16 de dezembro de 2019

Oscar Wilde e as verdades escondidas no retrato de Dorian Gray

‘How sad it is!’ murmured Dorian Gray, with his eyes still fixed upon his own portrait. ‘How sad it is! I shall grow old, and horrid, and dreadful. But this picture will remain always young. It will never be older than this particular day of June…. If it was only the other way! If it was I who were to be always young, and the picture that were to grow old! For this—for this—I would give everything! Yes, there is nothing in the whole world I would not give!’
O mistério do movimento aparente do olhar na pintura sempre me fascinou e deixou intrigado na presença desse efeito visual algo paradoxal captado numa imagem estática a duas dimensões. Tê-la-ei observado pela primeira vez numa diversidade de quadros expostos no Museu José Malhoa das Caldas da Rainha. A associação das estéticas naturalistas aplicadas às artes plásticas e literárias foi-me transmitida numa visita de estudo preparada pelo meu professor de Português a esse espaço no início da década de 60. A atenção centrou-se na feição estética que Henrique Medina (1901-1988) dera a uma Rapariga da Galiza que pela forma de trajar bem podia ser oriunda da antiga província do Minho. Estávamos a estudar nessa altura as novelas campesinas de Júlio Dinis e a interpretação costumbrista de cariz romântica vinha mesmo a calhar. Palavra puxa-palavra, ficámos a saber ser esse pintor considerado à época o mais famoso retratista português vivo, o tal que tinha criado um óleo a cores de Hurd Hatfield, o ator que personificara o anti-herói desenhado por Óscar Wilde em The Picture of Dorian Gray (1890) e adaptado ao cinema em 1945 por Albert Lewin para a Metro-Goldwyn-Mayer num filme a preto e branco.

Possuo uma velha edição do livro que acabei de visitar coisa de dias, mas só agora visualizei o trailler oficial da película no admirável mundo novo da Net. Foi também que encontrei uma reprodução da tela, magnífica na técnica utilizada para lhe dar corpo, apesar de se situar a anos-luz da realidade desenhada nas páginas dum romance gótico oitocentista, composto em inglês por um autor irlandês. A culpa talvez resida na estrela hollywoodesca escolhida pelos estúdios americanos, incapaz como modelo de traduzir o secreto encanto angelical descrito na versão escrita do protagonista da fábula. Agregue-se a dificuldade de plasmar na tela filmada as contínuas alterações que a tela pintada vai revelando em primeira instância ao retratado na ficção por Basil Hallward e em segunda mão aos leitores pela entidade narrativa, sem recorrer a efeitos especiais que a cinematografia da época não tivesse ainda desenvolvido.

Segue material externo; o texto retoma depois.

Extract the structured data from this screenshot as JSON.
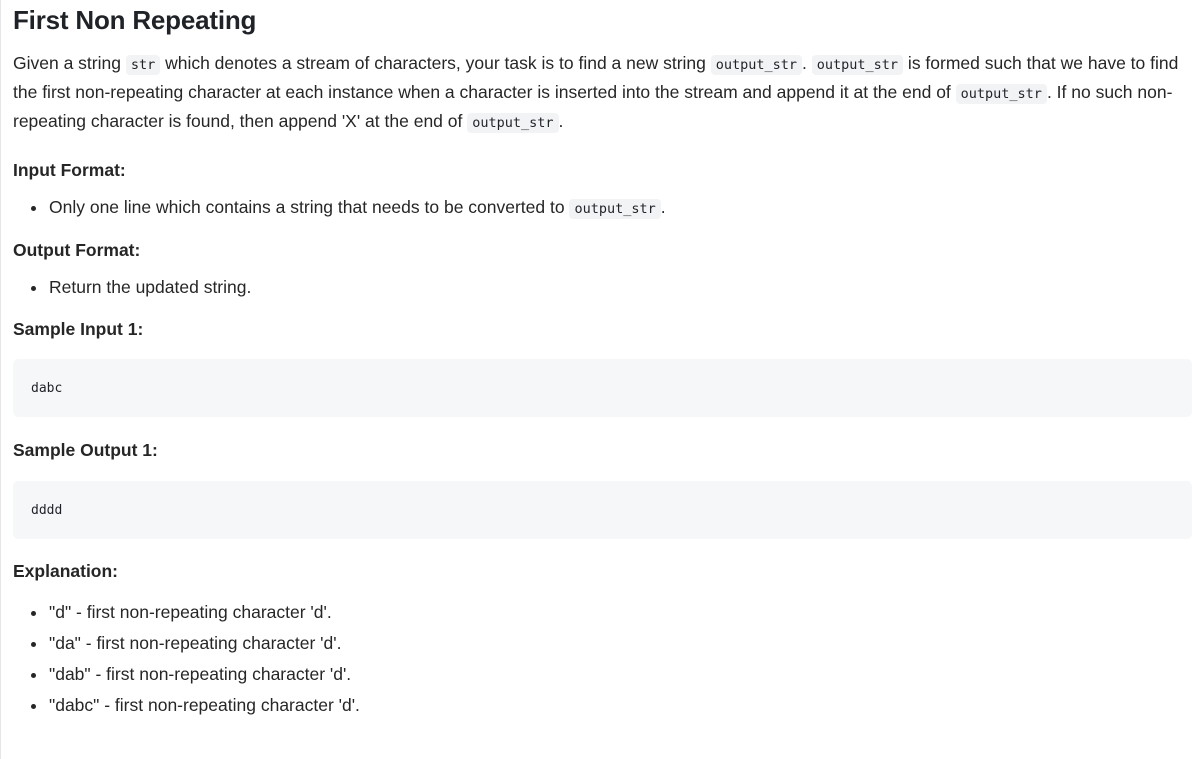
{
  "problem": {
    "title": "First Non Repeating",
    "description": {
      "t1": "Given a string ",
      "c1": "str",
      "t2": " which denotes a stream of characters, your task is to find a new string ",
      "c2": "output_str",
      "t3": ". ",
      "c3": "output_str",
      "t4": " is formed such that we have to find the first non-repeating character at each instance when a character is inserted into the stream and append it at the end of ",
      "c4": "output_str",
      "t5": ". If no such non-repeating character is found, then append 'X' at the end of ",
      "c5": "output_str",
      "t6": "."
    },
    "input_format": {
      "heading": "Input Format:",
      "item_text": "Only one line which contains a string that needs to be converted to ",
      "item_code": "output_str",
      "item_end": "."
    },
    "output_format": {
      "heading": "Output Format:",
      "item": "Return the updated string."
    },
    "sample_input": {
      "heading": "Sample Input 1:",
      "value": "dabc"
    },
    "sample_output": {
      "heading": "Sample Output 1:",
      "value": "dddd"
    },
    "explanation": {
      "heading": "Explanation:",
      "items": [
        "\"d\" - first non-repeating character 'd'.",
        "\"da\" - first non-repeating character 'd'.",
        "\"dab\" - first non-repeating character 'd'.",
        "\"dabc\" - first non-repeating character 'd'."
      ]
    }
  }
}
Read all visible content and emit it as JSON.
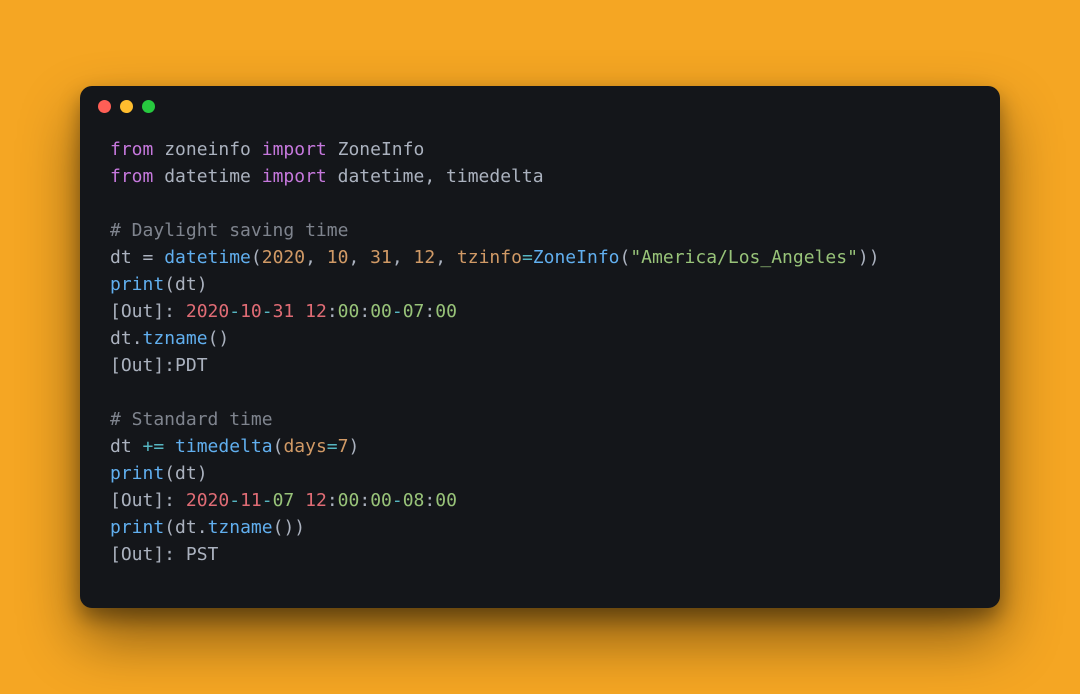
{
  "colors": {
    "background": "#f5a623",
    "window": "#14161a",
    "dot_red": "#ff5f56",
    "dot_yellow": "#ffbd2e",
    "dot_green": "#27c93f",
    "kw": "#c678dd",
    "fn": "#61afef",
    "num": "#d19a66",
    "str": "#98c379",
    "com": "#7f848e",
    "op": "#56b6c2",
    "red": "#e06c75",
    "default": "#abb2bf"
  },
  "code": {
    "line1": {
      "from_kw": "from",
      "mod1": "zoneinfo",
      "import_kw": "import",
      "name1": "ZoneInfo"
    },
    "line2": {
      "from_kw": "from",
      "mod2": "datetime",
      "import_kw": "import",
      "name2a": "datetime",
      "comma": ", ",
      "name2b": "timedelta"
    },
    "line3_blank": "",
    "line4_comment": "# Daylight saving time",
    "line5": {
      "lhs": "dt",
      "assign": " = ",
      "call": "datetime",
      "lp": "(",
      "n1": "2020",
      "c1": ", ",
      "n2": "10",
      "c2": ", ",
      "n3": "31",
      "c3": ", ",
      "n4": "12",
      "c4": ", ",
      "kwarg": "tzinfo",
      "eq": "=",
      "call2": "ZoneInfo",
      "lp2": "(",
      "strq": "\"America/Los_Angeles\"",
      "rp2": ")",
      "rp": ")"
    },
    "line6": {
      "call": "print",
      "lp": "(",
      "arg": "dt",
      "rp": ")"
    },
    "line7": {
      "label": "[Out]: ",
      "d_y": "2020",
      "dash1": "-",
      "d_m": "10",
      "dash2": "-",
      "d_d": "31",
      "sp": " ",
      "t_h": "12",
      "col1": ":",
      "t_m": "00",
      "col2": ":",
      "t_s": "00",
      "off_sign": "-",
      "off_h": "07",
      "off_col": ":",
      "off_m": "00"
    },
    "line8": {
      "obj": "dt",
      "dot": ".",
      "meth": "tzname",
      "lp": "(",
      "rp": ")"
    },
    "line9": {
      "label": "[Out]:",
      "val": "PDT"
    },
    "line10_blank": "",
    "line11_comment": "# Standard time",
    "line12": {
      "lhs": "dt",
      "op": " += ",
      "call": "timedelta",
      "lp": "(",
      "kwarg": "days",
      "eq": "=",
      "n": "7",
      "rp": ")"
    },
    "line13": {
      "call": "print",
      "lp": "(",
      "arg": "dt",
      "rp": ")"
    },
    "line14": {
      "label": "[Out]: ",
      "d_y": "2020",
      "dash1": "-",
      "d_m": "11",
      "dash2": "-",
      "d_d": "07",
      "sp": " ",
      "t_h": "12",
      "col1": ":",
      "t_m": "00",
      "col2": ":",
      "t_s": "00",
      "off_sign": "-",
      "off_h": "08",
      "off_col": ":",
      "off_m": "00"
    },
    "line15": {
      "call": "print",
      "lp": "(",
      "obj": "dt",
      "dot": ".",
      "meth": "tzname",
      "lp2": "(",
      "rp2": ")",
      "rp": ")"
    },
    "line16": {
      "label": "[Out]: ",
      "val": "PST"
    }
  }
}
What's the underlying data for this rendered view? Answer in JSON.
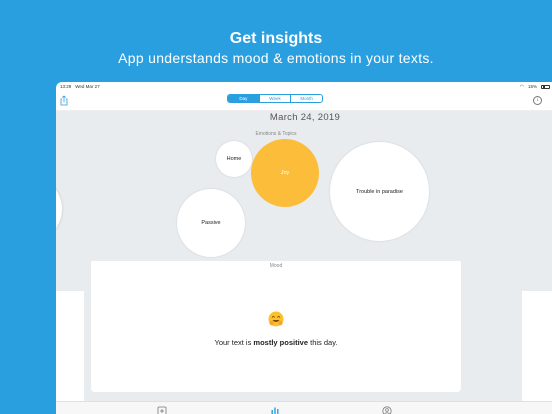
{
  "promo": {
    "title": "Get insights",
    "subtitle": "App understands mood & emotions in your texts."
  },
  "status_bar": {
    "time": "13:29",
    "date": "Wed Mar 27",
    "battery": "15%"
  },
  "segments": [
    {
      "label": "Day",
      "active": true
    },
    {
      "label": "Week",
      "active": false
    },
    {
      "label": "Month",
      "active": false
    }
  ],
  "date": "March 24, 2019",
  "emotions": {
    "title": "Emotions & Topics",
    "bubbles": [
      {
        "label": "Home"
      },
      {
        "label": "Joy"
      },
      {
        "label": "Trouble in paradise"
      },
      {
        "label": "Passive"
      }
    ]
  },
  "mood": {
    "title": "Mood",
    "text_prefix": "Your text is ",
    "text_bold": "mostly positive",
    "text_suffix": " this day."
  },
  "icons": {
    "share": "share-icon",
    "info": "info-icon",
    "compose": "compose-icon",
    "insights": "bar-chart-icon",
    "profile": "profile-icon",
    "emoji": "smiling-face-emoji"
  },
  "colors": {
    "brand": "#2a9fe0",
    "joy": "#fbbd3a",
    "background": "#e8ecef"
  }
}
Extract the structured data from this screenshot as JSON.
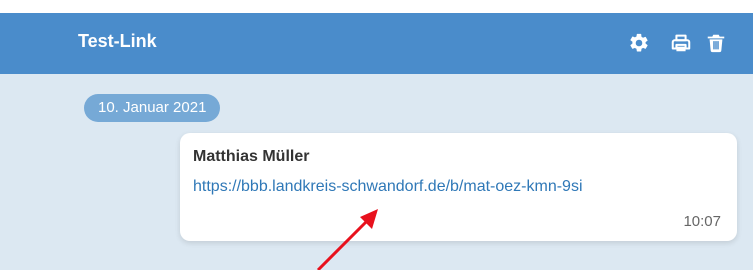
{
  "header": {
    "title": "Test-Link",
    "icons": [
      "gear-icon",
      "print-icon",
      "trash-icon"
    ],
    "color": "#4a8ccb"
  },
  "chat": {
    "background": "#dce8f2",
    "date_chip": "10. Januar 2021",
    "message": {
      "sender": "Matthias Müller",
      "link": "https://bbb.landkreis-schwandorf.de/b/mat-oez-kmn-9si",
      "time": "10:07"
    }
  },
  "annotation": {
    "arrow_color": "#e8111d"
  }
}
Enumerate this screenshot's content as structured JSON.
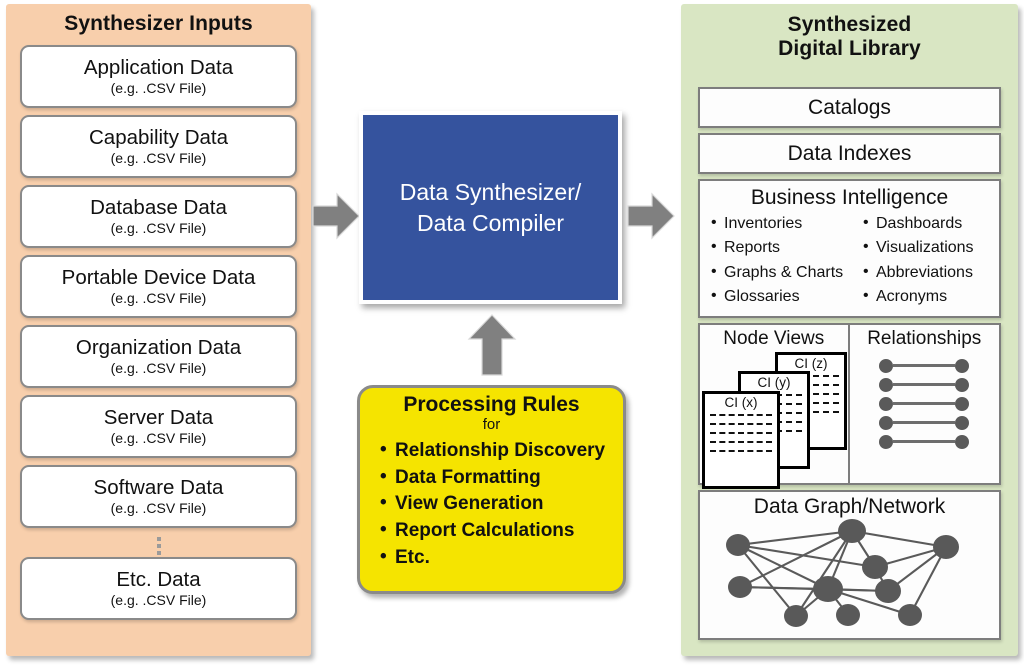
{
  "inputs": {
    "title": "Synthesizer Inputs",
    "panel_color": "#F8CFAC",
    "items": [
      {
        "name": "Application Data",
        "sub": "(e.g. .CSV File)"
      },
      {
        "name": "Capability Data",
        "sub": "(e.g. .CSV File)"
      },
      {
        "name": "Database Data",
        "sub": "(e.g. .CSV File)"
      },
      {
        "name": "Portable Device Data",
        "sub": "(e.g. .CSV File)"
      },
      {
        "name": "Organization Data",
        "sub": "(e.g. .CSV File)"
      },
      {
        "name": "Server Data",
        "sub": "(e.g. .CSV File)"
      },
      {
        "name": "Software Data",
        "sub": "(e.g. .CSV File)"
      }
    ],
    "ellipsis": "vertical-dots",
    "last_item": {
      "name": "Etc. Data",
      "sub": "(e.g. .CSV File)"
    }
  },
  "synthesizer": {
    "line1": "Data Synthesizer/",
    "line2": "Data Compiler",
    "box_color": "#35539E",
    "text_color": "#FFFFFF"
  },
  "rules": {
    "title": "Processing Rules",
    "subtitle": "for",
    "box_color": "#F5E400",
    "items": [
      "Relationship Discovery",
      "Data Formatting",
      "View Generation",
      "Report Calculations",
      "Etc."
    ]
  },
  "arrows": {
    "input_to_synth": "arrow-right-icon",
    "synth_to_library": "arrow-right-icon",
    "rules_to_synth": "arrow-up-icon",
    "color": "#808080"
  },
  "library": {
    "title_line1": "Synthesized",
    "title_line2": "Digital Library",
    "panel_color": "#D9E6C3",
    "catalogs": "Catalogs",
    "data_indexes": "Data Indexes",
    "business_intelligence": {
      "title": "Business Intelligence",
      "column_left": [
        "Inventories",
        "Reports",
        "Graphs & Charts",
        "Glossaries"
      ],
      "column_right": [
        "Dashboards",
        "Visualizations",
        "Abbreviations",
        "Acronyms"
      ]
    },
    "node_views": {
      "title": "Node Views",
      "cards": [
        "CI (z)",
        "CI (y)",
        "CI (x)"
      ]
    },
    "relationships": {
      "title": "Relationships",
      "row_count": 5
    },
    "data_graph": {
      "title": "Data Graph/Network",
      "node_count": 10
    }
  }
}
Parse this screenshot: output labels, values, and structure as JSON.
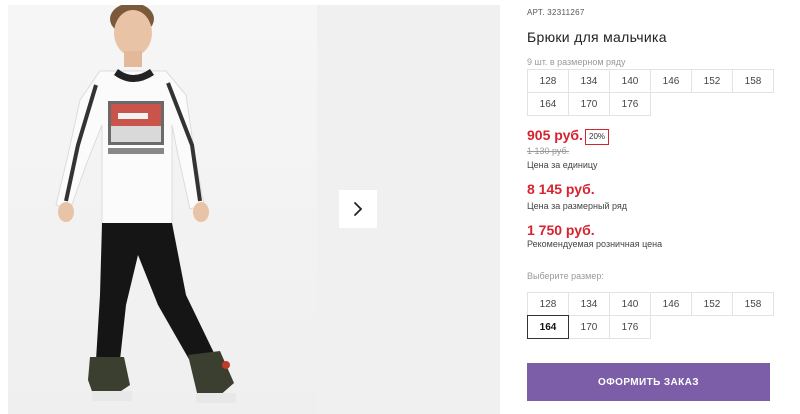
{
  "product": {
    "sku_label": "АРТ.",
    "sku_value": "32311267",
    "title": "Брюки для мальчика",
    "pack_note": "9 шт. в размерном ряду"
  },
  "size_row": [
    "128",
    "134",
    "140",
    "146",
    "152",
    "158",
    "164",
    "170",
    "176"
  ],
  "prices": {
    "unit_price": "905 руб.",
    "discount_badge": "20%",
    "old_price": "1 130 руб.",
    "unit_caption": "Цена за единицу",
    "row_price": "8 145 руб.",
    "row_caption": "Цена за размерный ряд",
    "rrp_price": "1 750 руб.",
    "rrp_caption": "Рекомендуемая розничная цена"
  },
  "size_picker": {
    "label": "Выберите размер:",
    "options": [
      "128",
      "134",
      "140",
      "146",
      "152",
      "158",
      "164",
      "170",
      "176"
    ],
    "selected": "164"
  },
  "actions": {
    "order_label": "ОФОРМИТЬ ЗАКАЗ"
  },
  "colors": {
    "price_red": "#d6232f",
    "button_purple": "#7b5ea7"
  },
  "icons": {
    "next": "chevron-right-icon"
  }
}
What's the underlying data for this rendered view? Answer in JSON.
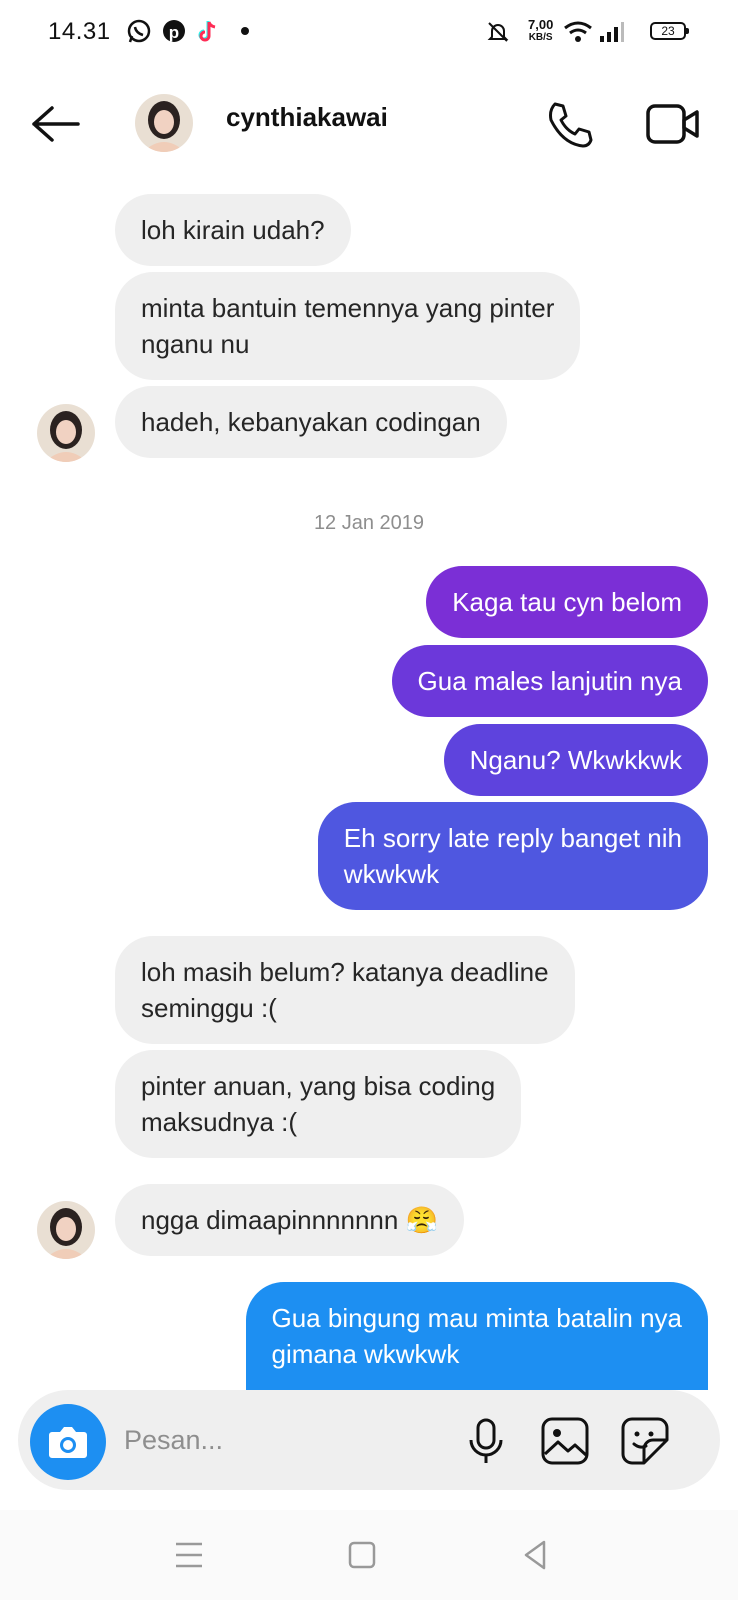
{
  "status_bar": {
    "time": "14.31",
    "net_speed_value": "7,00",
    "net_speed_unit": "KB/S",
    "battery": "23"
  },
  "header": {
    "username": "cynthiakawai"
  },
  "messages": {
    "m1": "loh kirain udah?",
    "m2_line1": "minta bantuin temennya yang pinter",
    "m2_line2": "nganu nu",
    "m3": "hadeh, kebanyakan codingan",
    "date_separator": "12 Jan 2019",
    "m4": "Kaga tau cyn belom",
    "m5": "Gua males lanjutin nya",
    "m6": "Nganu? Wkwkkwk",
    "m7_line1": "Eh sorry late reply banget nih",
    "m7_line2": "wkwkwk",
    "m8_line1": "loh masih belum? katanya deadline",
    "m8_line2": "seminggu :(",
    "m9_line1": "pinter anuan, yang bisa coding",
    "m9_line2": "maksudnya :(",
    "m10": "ngga dimaapinnnnnnn 😤",
    "m11_line1": "Gua bingung mau minta batalin nya",
    "m11_line2": "gimana wkwkwk"
  },
  "composer": {
    "placeholder": "Pesan..."
  },
  "colors": {
    "incoming_bubble": "#efefef",
    "outgoing_purple": "#7b2fd6",
    "outgoing_indigo": "#4f57e0",
    "outgoing_blue": "#1d8ff2",
    "camera_button": "#1d8ff2"
  },
  "icons": [
    "whatsapp-icon",
    "pinterest-icon",
    "tiktok-icon",
    "mute-icon",
    "wifi-icon",
    "signal-icon",
    "back-arrow-icon",
    "phone-icon",
    "video-icon",
    "camera-icon",
    "mic-icon",
    "gallery-icon",
    "sticker-icon",
    "menu-icon",
    "home-icon",
    "back-icon"
  ]
}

A história é conhecida e dispensa uma explanação alongada. O leitmotiv assenta no pacto proferido pela figura fulcral do relato, ao confrontar-se com a beleza ideal da sua juventude, espelhada para sempre no óleo que o representava na sua máxima pujança, enquanto o processo de envelhecimento imposto pela natureza se abateria inexoravelmente sobre si. Horrorizado com a crueldade do destino, manifesta aos amigos estar disposto a dar tudo o que tinha e alguma vez viesse a ter, a vender a própria alma ao diabo se tal fosse necessário, para inverter por completo a ordem dos factos. Manter-se perpetuamente jovem e transferir a deterioração do corpo que o fluir implacável do tempo lhe traria para a superfície pintada do quadro. Assim foi. O percurso dos eventos narrados confirmá-lo-á à exaustão. Os termos do acordo ajustado sem se saber muito bem a quem se desfaz quando o retratado tenta eliminar as marcas inde-léveis da sua degradação física e psíquica registada traço-a-traço, ponto-a-ponto, mancha-a-mancha no retrato e o insólito desfaz-se por magia como se nunca tivesse existido.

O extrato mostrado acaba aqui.